Nasrettin Hoca’nın Göle maya çalma fıkrasını bilmeyeniniz yoktur.

Nasrettin Hoca’nın “Ya tutarsa” diyerek göle maya çalması, Anadolu mizahının en bilinen hikâyelerinden biridir.

Bu hikâyede, Hoca’nın iyimserliği ve umut dolu yaklaşımı, nesiller boyunca halk arasında bir yaşam felsefesi hâline geldi.

Ancak ne acıdır ki günümüzde “ya tutarsa” anlayışı, mizahi bir umuttan çok, dedikodu ve iftira kültürüne döndü gitti.

Artık toplumun birçok kesiminde insanlar, bir söylentiyi yayarken “ya doğruysa” diyerek veballi bir sorumsuzluğu normalleştirdiler.

Toplumların en temel yapı taşlarından biri güvendir.

Peki Afyon’da güven ortamı var mı?

Bana kalırsa yok. İnsanlar artık birbirlerine hep şüpheyle bakıyorlar.

Bu da güven ortamını bozduğu gibi ticari, dostluk ve iş ilişkilerini de bozuyor

Ben buna sosyal hastalık diyorum, siz ne dersiniz bilmem ama sosyal hastalık hepimizi sarmış durumda.

 

Uzun yıllar gazetecilik mesleğinin içinde olmam münasebetiyle artık bu şehirde kimin ne kadar uzun, kimin ne kadar kısa düşünebildiğini de öğrenmiş bulunuyorum.

 

Maalesef ki bizim memleketimiz Afyon’da kardeş bile kardeşin ne onduğunu ister ne öldüğünü.

Komşu esnaf azıcık bi canlanıversin ekonomik olarak, hemen laflar çıkarılmaya başlar yakın çevrelerince.

Vay sattığı mal iyi değil, vay zaten buna para nereden geliyor belli değil, vay zaten bu zamanında fetöcülerle gezerdi, vay bunun kızını geçen gün hıdırlıkta gördüm gibi bir çok iftira.

Hani diğer esnaflara karşı bir üstünlüğü var ya satışlarında tamamen ekonomik olarak, iftiraların ardı arkası kesilmez.

Dahası, “duydum ama emin değilim” diyerek başlayan her söz, zincirleme bir iftira ağına dönüşür. İnsanlar çoğu zaman bunun bir vebal ve büyük günah olduğunun farkında bile değildirler.

 

Son günlerde adı yolsuzluklara karıştırılmaya çalışılan bir çok kişiyle sohbet ettim.

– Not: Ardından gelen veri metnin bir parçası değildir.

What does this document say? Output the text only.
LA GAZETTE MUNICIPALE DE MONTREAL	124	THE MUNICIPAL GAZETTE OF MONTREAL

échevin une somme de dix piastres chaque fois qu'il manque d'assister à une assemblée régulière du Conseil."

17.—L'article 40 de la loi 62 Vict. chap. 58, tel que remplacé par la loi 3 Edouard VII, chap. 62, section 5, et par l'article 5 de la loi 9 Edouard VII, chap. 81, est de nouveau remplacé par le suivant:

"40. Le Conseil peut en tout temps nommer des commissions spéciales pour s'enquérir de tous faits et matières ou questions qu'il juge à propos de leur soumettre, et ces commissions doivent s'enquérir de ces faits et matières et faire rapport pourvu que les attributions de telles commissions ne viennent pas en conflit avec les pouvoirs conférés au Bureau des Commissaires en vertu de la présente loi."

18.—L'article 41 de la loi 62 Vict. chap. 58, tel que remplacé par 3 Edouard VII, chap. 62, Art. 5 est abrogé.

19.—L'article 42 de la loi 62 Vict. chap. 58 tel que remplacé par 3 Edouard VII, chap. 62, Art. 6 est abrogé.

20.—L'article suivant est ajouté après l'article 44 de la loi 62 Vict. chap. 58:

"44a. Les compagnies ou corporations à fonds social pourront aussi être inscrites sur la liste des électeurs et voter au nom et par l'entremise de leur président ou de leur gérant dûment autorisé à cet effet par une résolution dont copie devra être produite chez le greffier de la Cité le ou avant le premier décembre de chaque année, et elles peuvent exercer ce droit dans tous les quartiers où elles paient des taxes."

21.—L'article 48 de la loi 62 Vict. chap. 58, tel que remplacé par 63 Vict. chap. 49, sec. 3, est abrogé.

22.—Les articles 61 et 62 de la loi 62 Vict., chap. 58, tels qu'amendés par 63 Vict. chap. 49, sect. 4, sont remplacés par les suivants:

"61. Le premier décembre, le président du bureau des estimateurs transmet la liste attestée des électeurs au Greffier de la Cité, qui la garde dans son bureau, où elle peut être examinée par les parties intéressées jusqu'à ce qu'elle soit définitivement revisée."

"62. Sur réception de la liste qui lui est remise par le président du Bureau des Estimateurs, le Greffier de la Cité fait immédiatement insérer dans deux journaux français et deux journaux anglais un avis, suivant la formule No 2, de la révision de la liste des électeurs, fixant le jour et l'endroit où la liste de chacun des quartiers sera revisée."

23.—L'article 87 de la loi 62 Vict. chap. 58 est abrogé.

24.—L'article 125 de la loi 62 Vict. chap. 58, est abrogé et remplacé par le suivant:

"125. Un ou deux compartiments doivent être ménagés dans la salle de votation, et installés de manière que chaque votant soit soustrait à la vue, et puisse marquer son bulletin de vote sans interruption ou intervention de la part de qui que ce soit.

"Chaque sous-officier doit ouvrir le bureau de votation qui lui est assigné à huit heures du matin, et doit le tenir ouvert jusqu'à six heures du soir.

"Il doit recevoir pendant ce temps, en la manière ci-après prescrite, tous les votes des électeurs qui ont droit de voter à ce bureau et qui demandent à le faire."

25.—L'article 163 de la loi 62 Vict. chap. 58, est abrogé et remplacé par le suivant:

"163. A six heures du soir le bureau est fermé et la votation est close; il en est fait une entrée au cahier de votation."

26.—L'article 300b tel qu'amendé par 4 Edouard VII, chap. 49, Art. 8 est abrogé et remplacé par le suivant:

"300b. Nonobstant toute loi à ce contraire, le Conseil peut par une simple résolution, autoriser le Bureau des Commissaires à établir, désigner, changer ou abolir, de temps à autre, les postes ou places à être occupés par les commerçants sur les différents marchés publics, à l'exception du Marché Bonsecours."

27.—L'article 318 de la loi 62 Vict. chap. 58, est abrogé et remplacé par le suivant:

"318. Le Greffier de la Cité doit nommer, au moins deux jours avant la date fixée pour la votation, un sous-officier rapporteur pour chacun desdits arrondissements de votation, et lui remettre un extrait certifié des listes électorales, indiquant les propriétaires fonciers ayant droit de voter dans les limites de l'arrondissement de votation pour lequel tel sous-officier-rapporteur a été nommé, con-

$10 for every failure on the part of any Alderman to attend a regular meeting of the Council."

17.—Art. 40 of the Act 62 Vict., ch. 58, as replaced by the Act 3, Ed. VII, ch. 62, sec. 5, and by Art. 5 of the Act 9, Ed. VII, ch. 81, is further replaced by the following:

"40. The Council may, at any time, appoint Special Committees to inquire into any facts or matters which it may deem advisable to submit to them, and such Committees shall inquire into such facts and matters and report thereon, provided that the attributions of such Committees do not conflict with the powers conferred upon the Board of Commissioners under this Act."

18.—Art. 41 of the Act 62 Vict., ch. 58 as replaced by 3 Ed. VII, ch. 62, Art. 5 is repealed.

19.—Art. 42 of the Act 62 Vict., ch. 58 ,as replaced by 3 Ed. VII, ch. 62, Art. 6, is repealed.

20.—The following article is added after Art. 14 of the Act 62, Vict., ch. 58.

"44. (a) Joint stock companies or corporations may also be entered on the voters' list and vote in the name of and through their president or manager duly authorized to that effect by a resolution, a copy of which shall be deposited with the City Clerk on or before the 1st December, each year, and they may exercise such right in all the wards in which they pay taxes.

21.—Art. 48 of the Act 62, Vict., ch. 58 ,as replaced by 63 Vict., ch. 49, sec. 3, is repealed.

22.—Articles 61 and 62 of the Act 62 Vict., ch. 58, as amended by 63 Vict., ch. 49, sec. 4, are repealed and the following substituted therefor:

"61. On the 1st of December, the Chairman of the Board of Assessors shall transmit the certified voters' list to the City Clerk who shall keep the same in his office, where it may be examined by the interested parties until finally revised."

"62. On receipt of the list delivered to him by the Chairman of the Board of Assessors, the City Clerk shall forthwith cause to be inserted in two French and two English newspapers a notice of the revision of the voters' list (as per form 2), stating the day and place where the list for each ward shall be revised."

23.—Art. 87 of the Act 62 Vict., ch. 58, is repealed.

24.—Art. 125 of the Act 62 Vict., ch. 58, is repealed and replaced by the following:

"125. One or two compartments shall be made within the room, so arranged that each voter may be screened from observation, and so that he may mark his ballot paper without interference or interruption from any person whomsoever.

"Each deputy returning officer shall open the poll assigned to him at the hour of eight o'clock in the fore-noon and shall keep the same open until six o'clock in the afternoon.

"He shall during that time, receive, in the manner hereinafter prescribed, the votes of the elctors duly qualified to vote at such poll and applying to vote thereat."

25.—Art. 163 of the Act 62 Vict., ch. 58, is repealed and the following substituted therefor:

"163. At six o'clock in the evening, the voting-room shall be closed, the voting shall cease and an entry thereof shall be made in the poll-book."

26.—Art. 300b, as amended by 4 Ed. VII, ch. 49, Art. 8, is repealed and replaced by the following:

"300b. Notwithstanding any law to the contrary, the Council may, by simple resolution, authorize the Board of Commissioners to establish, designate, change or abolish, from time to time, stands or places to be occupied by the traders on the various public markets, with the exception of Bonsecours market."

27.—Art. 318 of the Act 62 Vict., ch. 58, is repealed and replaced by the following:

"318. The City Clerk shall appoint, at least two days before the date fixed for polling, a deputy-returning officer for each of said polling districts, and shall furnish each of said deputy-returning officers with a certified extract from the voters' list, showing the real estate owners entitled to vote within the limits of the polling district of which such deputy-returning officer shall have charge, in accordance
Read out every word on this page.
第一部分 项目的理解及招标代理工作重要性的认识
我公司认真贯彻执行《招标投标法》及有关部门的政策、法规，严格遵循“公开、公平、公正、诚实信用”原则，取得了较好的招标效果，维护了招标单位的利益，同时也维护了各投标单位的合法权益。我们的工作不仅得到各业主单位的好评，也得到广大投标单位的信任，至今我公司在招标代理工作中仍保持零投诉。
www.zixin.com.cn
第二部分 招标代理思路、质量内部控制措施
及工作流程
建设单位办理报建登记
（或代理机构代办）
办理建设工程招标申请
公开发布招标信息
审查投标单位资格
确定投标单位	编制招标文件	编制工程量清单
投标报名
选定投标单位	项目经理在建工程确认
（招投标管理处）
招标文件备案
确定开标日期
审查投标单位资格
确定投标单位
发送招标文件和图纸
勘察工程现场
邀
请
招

Var dır yok tur bilemem, o iş yargının işi…

Ancak, durduk yere laf uydurmalar yok mu, inanın insanın canını acıtan odur.

Yalandan bir kara çalınsın, bakın sizi kolunuzdan zorla dükkanına sokup çay ikram eden o arkadaşınız var ya, sizi görünce sırtını dönüverir.

Kuru iftiralar furyasına her gün yenileri ekleniyor.

Ama kimse ispat noktasında başarılı olamıyor.

Dün dükkanına girdiğim bir esnaf, ha bire sallıyor bol keseden.

Yok şu mütayittin şu para istenmiş, yok şu şirket şu kadar para vermiş, yok belediye parasız iş yapmıyormuş, yok efendim belediyede şu isim bu işleri yürütüyormuş amanda aman…

 

Şöyle bi eğildim, “Hacı abe gerçek mi yavvv.”

Demez mi ‘tabi yavvv’

 

Dedim, “Tamam aradığımız adamı bulduk. Hadi gidelim savcılığa suç duyurusunda bulunalım. Hani biliyorsun ya her şeye şahitsin ya.”

 

Birden ürktü.. “Bana ne yav. Ben duydum sadece’ dedi.

İşte en büyük vebal bu… Sadece duyduğun ama gerçek olduğunu bilmediğin iftiraları yaymak en büyük günah”

Alacağımı da bırakıp dükkanından çıktım.

Ben kimseyi savunacak değilim.

Eğer şu memlekette tüyü bitmemiş yetimin hakkını yiyen varsa, hem bu dünya da hem öteki dünyada çeksin isterim.

Ama etmeyin artık, kuru iftiralarla, kulaktan duyumlarla bi yere varamayız artık.

Varsa bir bildiğiniz, gördüğünüz şahit olduğunuz, gidip şikayet etmezseniz sizde o dilsiz şeytandan farkınız olmaz.